California has seen nearly four consecutive weeks of gas price declines — but Bay Area drivers are still paying close to $2 more per gallon than the national average, a gap that has nothing to do with the Strait of Hormuz.
A U.S.-Iran deal to reopen a critical oil shipping lane has pushed crude prices down and handed Californians their longest stretch of pump relief in months. But structural factors baked into the state's fuel market — including steep excise taxes, environmental surcharge programs, and a shrinking refinery base — mean that even as global oil flows ease, San Francisco remains one of the most expensive places in the country to fill a tank.
The average price for a gallon of regular gasoline in California fell 16 cents in the past week to $5.64, AAA reported Thursday, extending what has become the state's longest sustained price decline of the year. In San Francisco, the average sits at $5.77 — with Oakland at $5.70 and San Jose at $5.65, according to AAA data.
At the national level, the news is sharper: the average for a gallon of regular is now $3.99, crossing below the $4 threshold for the first time since March 30. That puts San Francisco drivers paying roughly $1.78 more per gallon — a 45 percent premium over the rest of the country — even at the low end of a months-long slide.
The proximate cause of the relief is geopolitical. "Crude oil prices are down as the U.S. and Iran reach a deal to reopen the Strait of Hormuz," said Doug Johnson, spokesperson for the AAA Mountain West Group, in a statement issued Thursday. "These sliding gas prices are welcome news for millions of people who are preparing to travel for Independence Day in record numbers starting next weekend."
The Strait of Hormuz, through which roughly 20 percent of the world's oil supply transits, had been a flashpoint in tensions with Iran earlier this year. With the waterway reopening, oil markets have responded with weeks of declining crude prices that have filtered down to the pump — though not evenly.
California's stubborn premium over the national average reflects a set of costs that geopolitics can't fix. The state's gasoline excise tax is among the highest in the country. A cap-and-trade program and Low Carbon Fuel Standard add further per-gallon costs that other states don't carry. And California's refinery capacity has been contracting: Valero closed its Benicia refinery earlier this year, one of the last major fuel-producing operations in the state. Fewer local refineries mean less buffer when global supply tightens — and less ability to pass along savings when it loosens.
The result is a market that moves with the rest of the country, just at a higher floor. In April, when The Dissent tracked San Francisco-area prices flirting with $6.50 a gallon, the phrase "not bad" had been redefined downward. At $5.77 today, that redefinition holds.
The timing of the drop does have practical significance for the region.
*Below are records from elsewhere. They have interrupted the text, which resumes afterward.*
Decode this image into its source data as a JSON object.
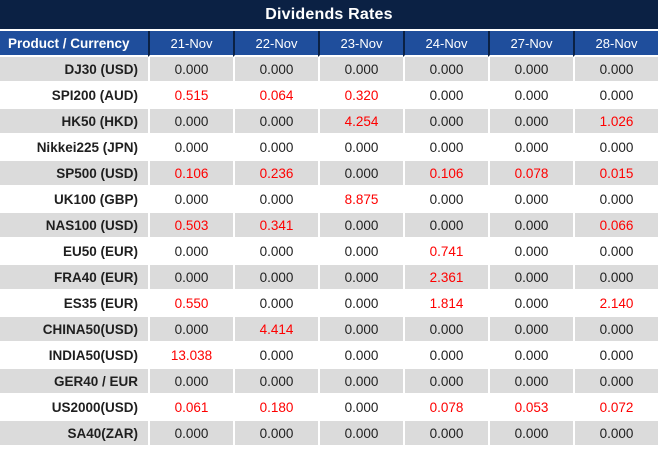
{
  "chart_data": {
    "type": "table",
    "title": "Dividends Rates",
    "product_header": "Product / Currency",
    "date_headers": [
      "21-Nov",
      "22-Nov",
      "23-Nov",
      "24-Nov",
      "27-Nov",
      "28-Nov"
    ],
    "rows": [
      {
        "product": "DJ30 (USD)",
        "values": [
          "0.000",
          "0.000",
          "0.000",
          "0.000",
          "0.000",
          "0.000"
        ]
      },
      {
        "product": "SPI200 (AUD)",
        "values": [
          "0.515",
          "0.064",
          "0.320",
          "0.000",
          "0.000",
          "0.000"
        ]
      },
      {
        "product": "HK50 (HKD)",
        "values": [
          "0.000",
          "0.000",
          "4.254",
          "0.000",
          "0.000",
          "1.026"
        ]
      },
      {
        "product": "Nikkei225 (JPN)",
        "values": [
          "0.000",
          "0.000",
          "0.000",
          "0.000",
          "0.000",
          "0.000"
        ]
      },
      {
        "product": "SP500 (USD)",
        "values": [
          "0.106",
          "0.236",
          "0.000",
          "0.106",
          "0.078",
          "0.015"
        ]
      },
      {
        "product": "UK100 (GBP)",
        "values": [
          "0.000",
          "0.000",
          "8.875",
          "0.000",
          "0.000",
          "0.000"
        ]
      },
      {
        "product": "NAS100 (USD)",
        "values": [
          "0.503",
          "0.341",
          "0.000",
          "0.000",
          "0.000",
          "0.066"
        ]
      },
      {
        "product": "EU50 (EUR)",
        "values": [
          "0.000",
          "0.000",
          "0.000",
          "0.741",
          "0.000",
          "0.000"
        ]
      },
      {
        "product": "FRA40 (EUR)",
        "values": [
          "0.000",
          "0.000",
          "0.000",
          "2.361",
          "0.000",
          "0.000"
        ]
      },
      {
        "product": "ES35 (EUR)",
        "values": [
          "0.550",
          "0.000",
          "0.000",
          "1.814",
          "0.000",
          "2.140"
        ]
      },
      {
        "product": "CHINA50(USD)",
        "values": [
          "0.000",
          "4.414",
          "0.000",
          "0.000",
          "0.000",
          "0.000"
        ]
      },
      {
        "product": "INDIA50(USD)",
        "values": [
          "13.038",
          "0.000",
          "0.000",
          "0.000",
          "0.000",
          "0.000"
        ]
      },
      {
        "product": "GER40 / EUR",
        "values": [
          "0.000",
          "0.000",
          "0.000",
          "0.000",
          "0.000",
          "0.000"
        ]
      },
      {
        "product": "US2000(USD)",
        "values": [
          "0.061",
          "0.180",
          "0.000",
          "0.078",
          "0.053",
          "0.072"
        ]
      },
      {
        "product": "SA40(ZAR)",
        "values": [
          "0.000",
          "0.000",
          "0.000",
          "0.000",
          "0.000",
          "0.000"
        ]
      }
    ],
    "layout_hints": {
      "zero_value_text": "0.000",
      "legend_position": "none",
      "grid": "white-separators"
    }
  },
  "colors": {
    "title_bar_bg": "#0b2144",
    "header_bg": "#1f4e9c",
    "header_text": "#ffffff",
    "row_alt_bg": "#dbdbdb",
    "row_bg": "#ffffff",
    "zero_text": "#1f1f1f",
    "nonzero_text": "#fe0000"
  }
}
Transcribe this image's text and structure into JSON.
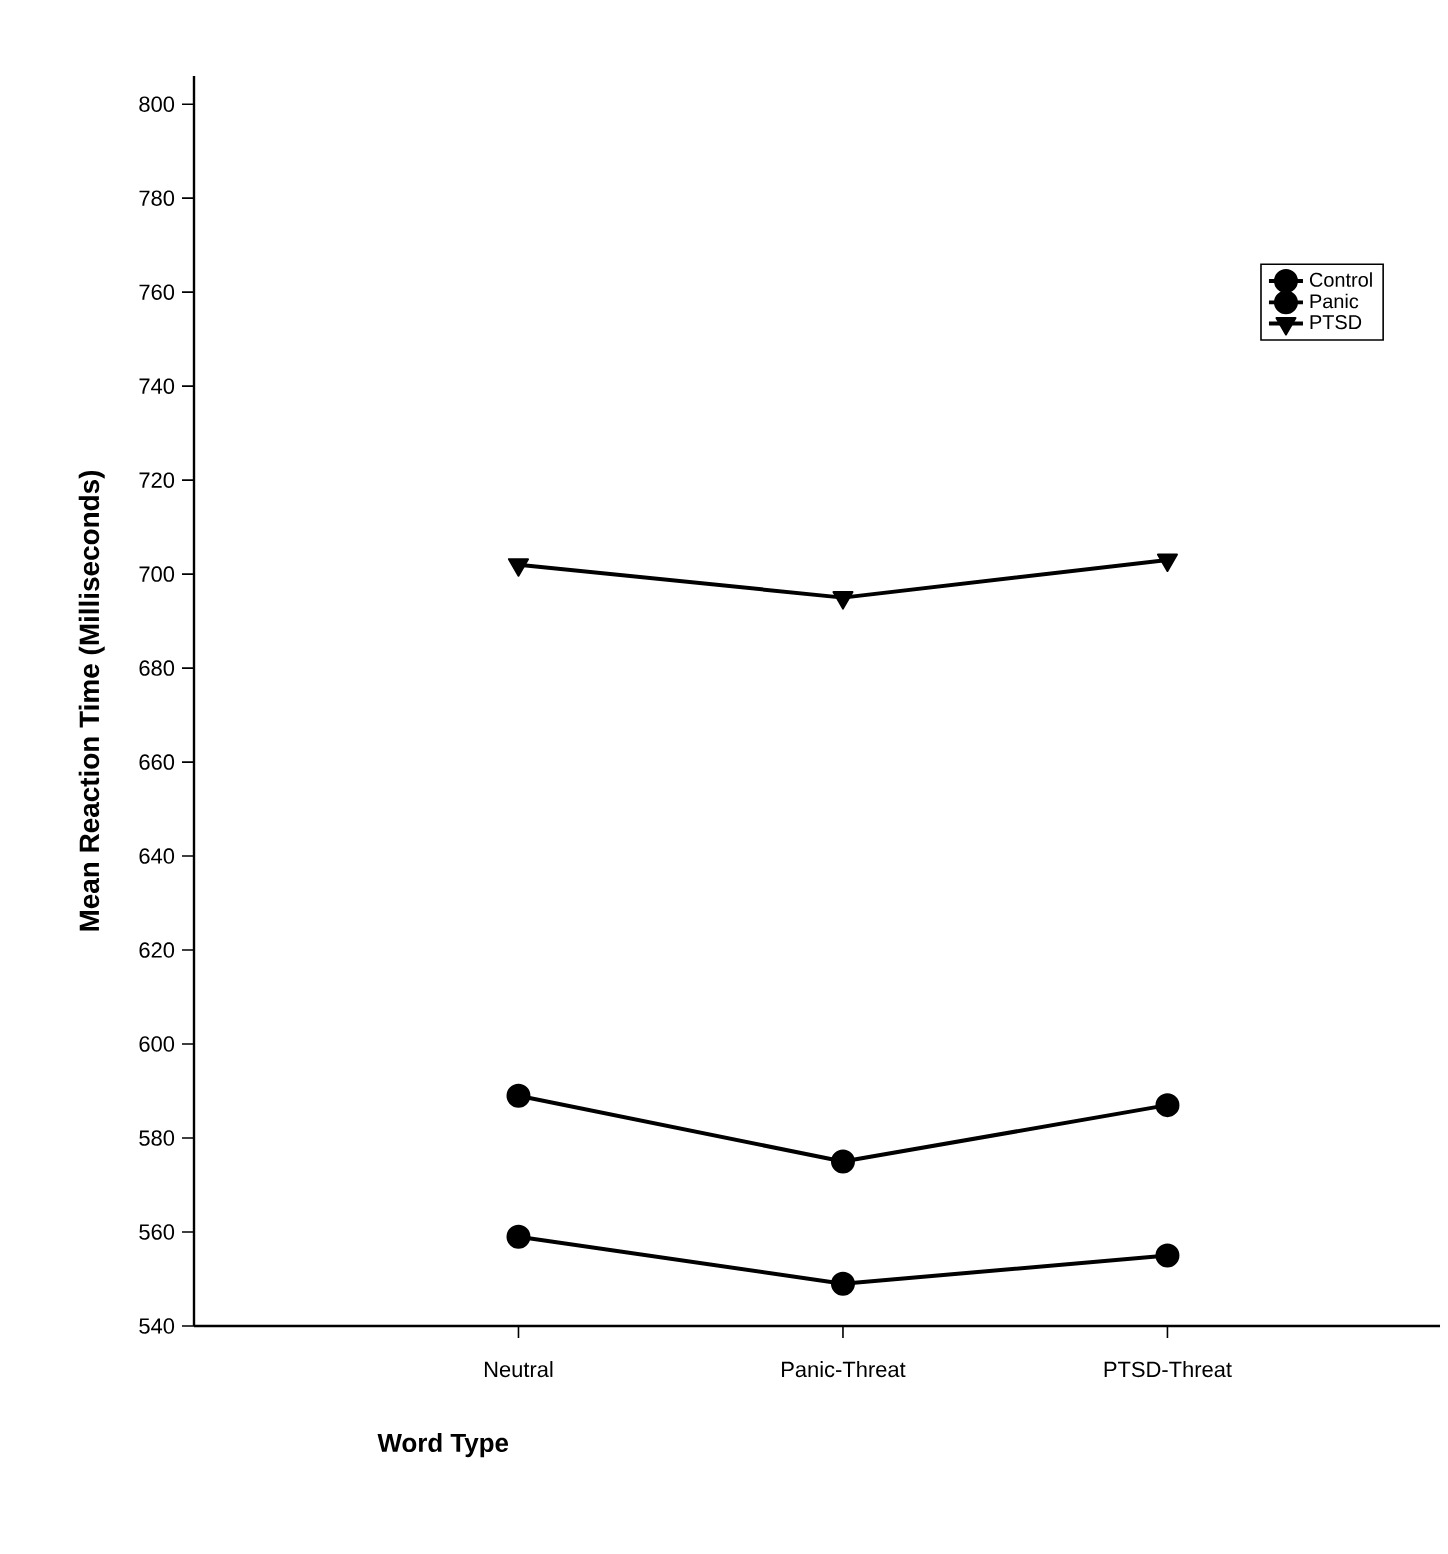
{
  "chart_data": {
    "type": "line",
    "xlabel": "Word Type",
    "ylabel": "Mean Reaction Time (Milliseconds)",
    "categories": [
      "Neutral",
      "Panic-Threat",
      "PTSD-Threat"
    ],
    "series": [
      {
        "name": "Control",
        "color": "#000000",
        "marker": "circle",
        "values": [
          559,
          549,
          555
        ]
      },
      {
        "name": "Panic",
        "color": "#000000",
        "marker": "circle",
        "values": [
          589,
          575,
          587
        ]
      },
      {
        "name": "PTSD",
        "color": "#000000",
        "marker": "triangle",
        "values": [
          702,
          695,
          703
        ]
      }
    ],
    "ylim": [
      540,
      806
    ],
    "yticks": [
      540,
      560,
      580,
      600,
      620,
      640,
      660,
      680,
      700,
      720,
      740,
      760,
      780,
      800
    ],
    "grid": false,
    "legend": "top right",
    "line_style": "solid"
  }
}
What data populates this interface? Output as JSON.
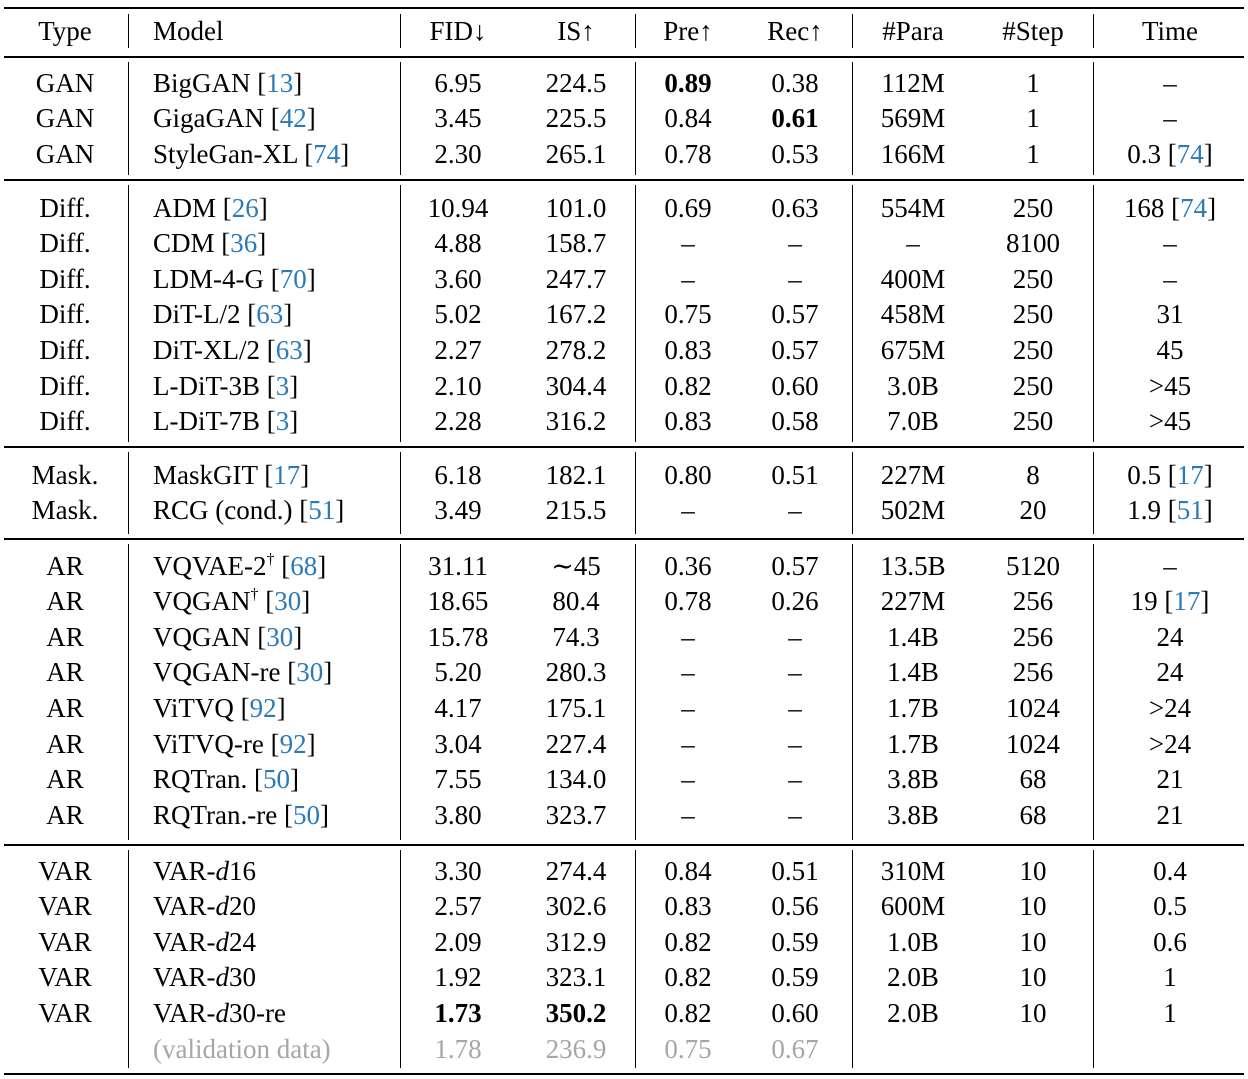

AAA projects 72.2 million Americans will travel at least 50 miles from home for Independence Day between June 27 and July 5 — a new record, driven largely by car trips. Of those, 61.4 million are expected to drive.
"For many Americans, traveling the week of July 4th is tradition," said Stacey Barber, AAA's Vice President of Travel. "While the overall number of Independence Day travelers appears to be plateauing, we're still expecting record volumes this year."
For Bay Area residents planning to drive to Tahoe, the coast, or family gatherings inland, the past month's price decline offers real savings. A 15-gallon fill-up in San Francisco that cost roughly $97 in April — when prices grazed $6.50 — now runs around $87. That's a meaningful shift.
But with the national average at $3.99 and SF still at $5.77, the structural story hasn't changed: Californians, and Bay Area residents especially, pay a premium for their gasoline that no deal in the Persian Gulf fully addresses. The question isn't just when prices fall — it's why they never fall as far.